Semoga objek wisata Banto Royo terus berkembang karena
akan mampu mengerakkan ekonomi desa (nagari) dan dapat menciptakan lapangan
kerja baru.
***
Tanggapan Bupati Agam, Dr Ir H Indra Catri MSP
Terimakasih, Prof Werry Darta Taifur, atas
reportasinya terhadap Tempat Rekreasi Banto Rayo. Untuk menggenapi, berikut saya
tambahkan beberapa informasi agar masyarakat bisa memahaminya secara lebih
utuh. Begini ceritanya:
Tempat Rekreasi Banto Rayo itu berawal dari kesediaan Bang
Sahrandi memperbaiki Masjid Kaluang di Kapau. Setelah masjid selesai, beberapa
tokoh masyarakat – termasuk saya – meminta beliau memikirkan bagaimana membantu
membangun kampung agar bisa lebih cepat maju, sekaligus mendorong peningkatan
kesejahteraan mayarakat.
Di Kaluang ada rawa seluas kurang lebih 6 hektar yang
tidak terurus dan tidak terpakai. Awalnya ada pemikiran untuk menjadikannya
sebagai tabek gadang atau embung.
Mungkin karena beliau seorang arsitek dengan “jam terbang yang tinggi”, beliau justru
berpendapat lain.
Bang Sahrandi mengusulkan agar kawasan rawa tersebut
dimanfaatkan sebagai tempat rekreasi. Usul ini kemudian dirundingkan dengan
tokoh masyarakat, niniak-mamak, para pemuda dan lain-lain. Kesimpulannya:
masyarakat setuju.
Selanjutnya beliau dengan tim menyusun perencanaan dan
membangunnya dengan nama Tempat Bermain Banto Royo. Seluruh biaya dari beliau,
sedangkan seluruh hasil untuk masyarakat. Menurut laporan beliau, seluruh
tukang dan pekerja berasal dari masyarakat Kaluang.
Bang Sahrandi sama sekali tidak mengambil hasilnya.
Seluruh investasi beliau anggap zakat dan sedekah saja. Partisipasi masyarakat
dalam pembangunan terbukti cukup tinggi, bahkan aparat Kecamatan, perangkat
nagari, dan masyarakat sekitar ikut ambil bagian dalam pembangunan secara
gotong-royong.
Taman tersebut belum selesai 100%, mungkin baru 60%, tetapi
permintaan masyarakat agar segera dibuka untuk umum sangat besar. Menurut Bang
Sahrandi, permintaan tersebut sebaiknya diakomodasikan, sekalian dimaksudkan
agar crew bisa belajar mengelolanya.
Sekarang tempat itu sangat ramai dikunjungi. Penghidupan
masyarakat pun sangat tertolong, padahal fasilitas pendukungnya seperti area
parkir dan berjualan belum memadai.
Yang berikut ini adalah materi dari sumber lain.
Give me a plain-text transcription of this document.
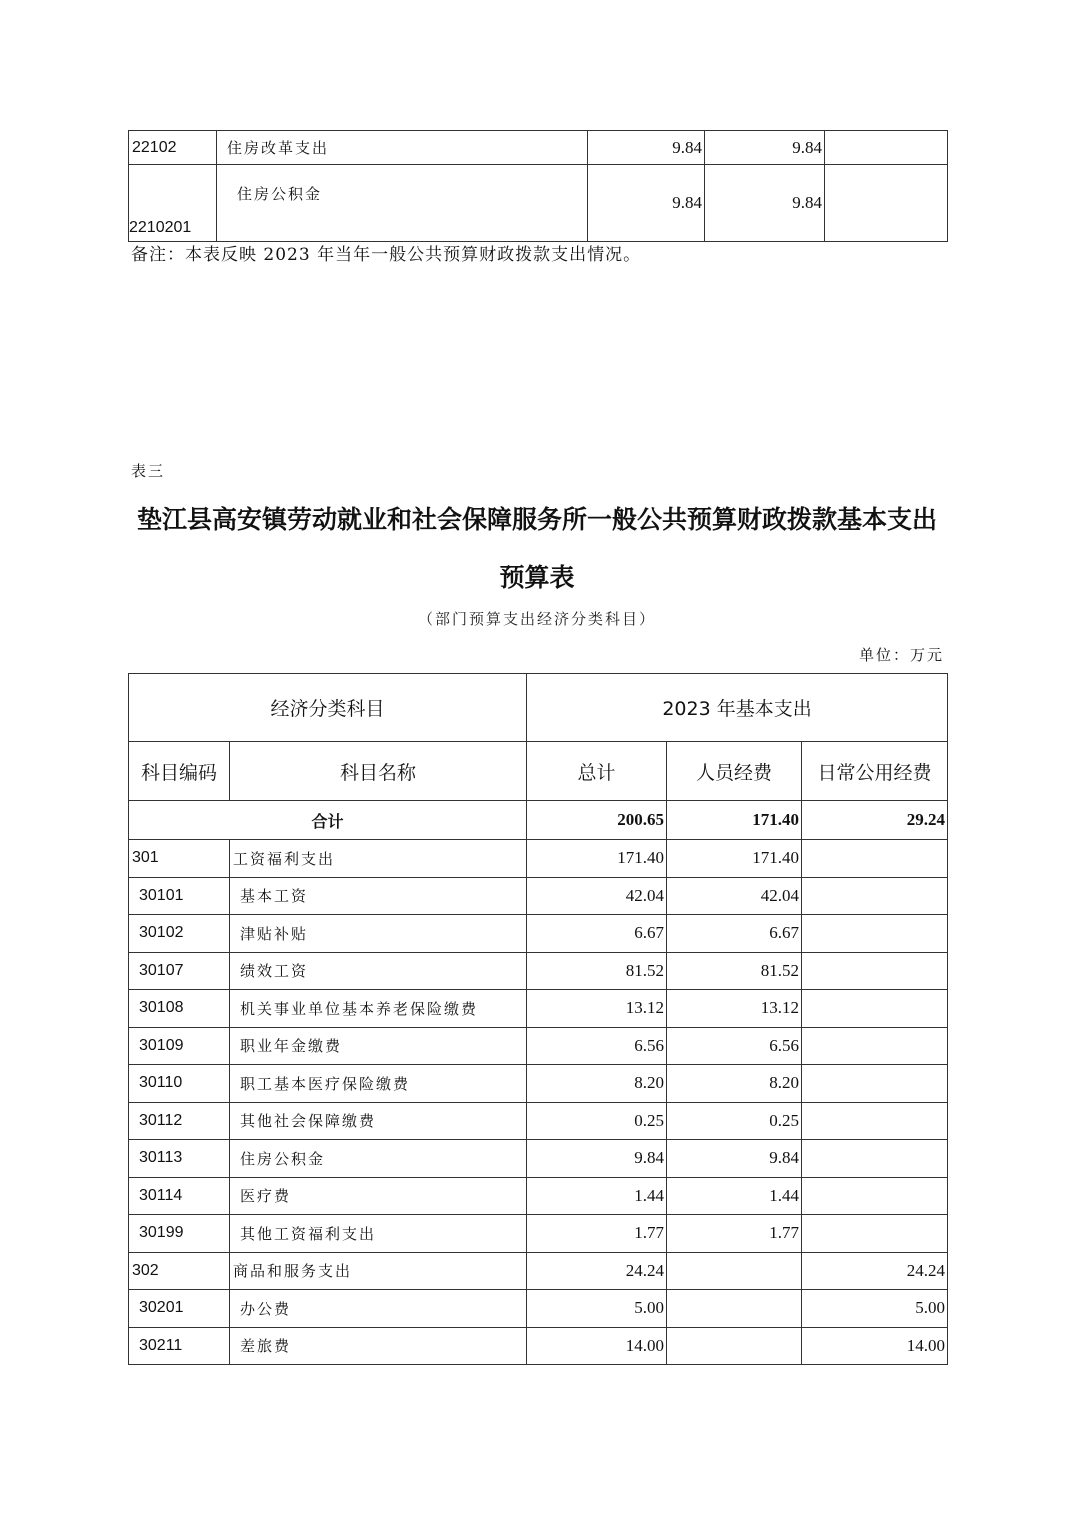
22102	住房改革支出	9.84	9.84	
2210201	住房公积金	9.84	9.84	
备注：本表反映 2023 年当年一般公共预算财政拨款支出情况。
表三
垫江县高安镇劳动就业和社会保障服务所一般公共预算财政拨款基本支出
预算表
（部门预算支出经济分类科目）
单位：万元
经济分类科目		2023 年基本支出		
科目编码	科目名称	总计	人员经费	日常公用经费
合计		200.65	171.40	29.24
301	工资福利支出	171.40	171.40	
30101	基本工资	42.04	42.04	
30102	津贴补贴	6.67	6.67	
30107	绩效工资	81.52	81.52	
30108	机关事业单位基本养老保险缴费	13.12	13.12	
30109	职业年金缴费	6.56	6.56	
30110	职工基本医疗保险缴费	8.20	8.20	
30112	其他社会保障缴费	0.25	0.25	
30113	住房公积金	9.84	9.84	
30114	医疗费	1.44	1.44	
30199	其他工资福利支出	1.77	1.77	
302	商品和服务支出	24.24		24.24
30201	办公费	5.00		5.00
30211	差旅费	14.00		14.00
Sebagian persyaratan perizinan masih dalam
proses. Bahkan logonya saja belum selesai dan masih kami perdebatkan.
Karena kunjungan pada hari libur sangat padat, maka
belakangan ini diambil kesepakatan memberlakukan tarif masuk lebih tinggi pada hari
Minggu dan hari-hari libur lainnya dibandingkan hari biasa. Hal ini dimaksudkan
untuk mengurangi pengunjung. Sebab, pengunjung yang terlalu ramai akan kurang
menyenangkan. Mengambil “tuah ka nan
manang” (belajar kepada yang sudah sukses – red), beberapa tempat rekreasi
di Kota Bandung dan Jakarta juga memberlakukan ketentuan demikian.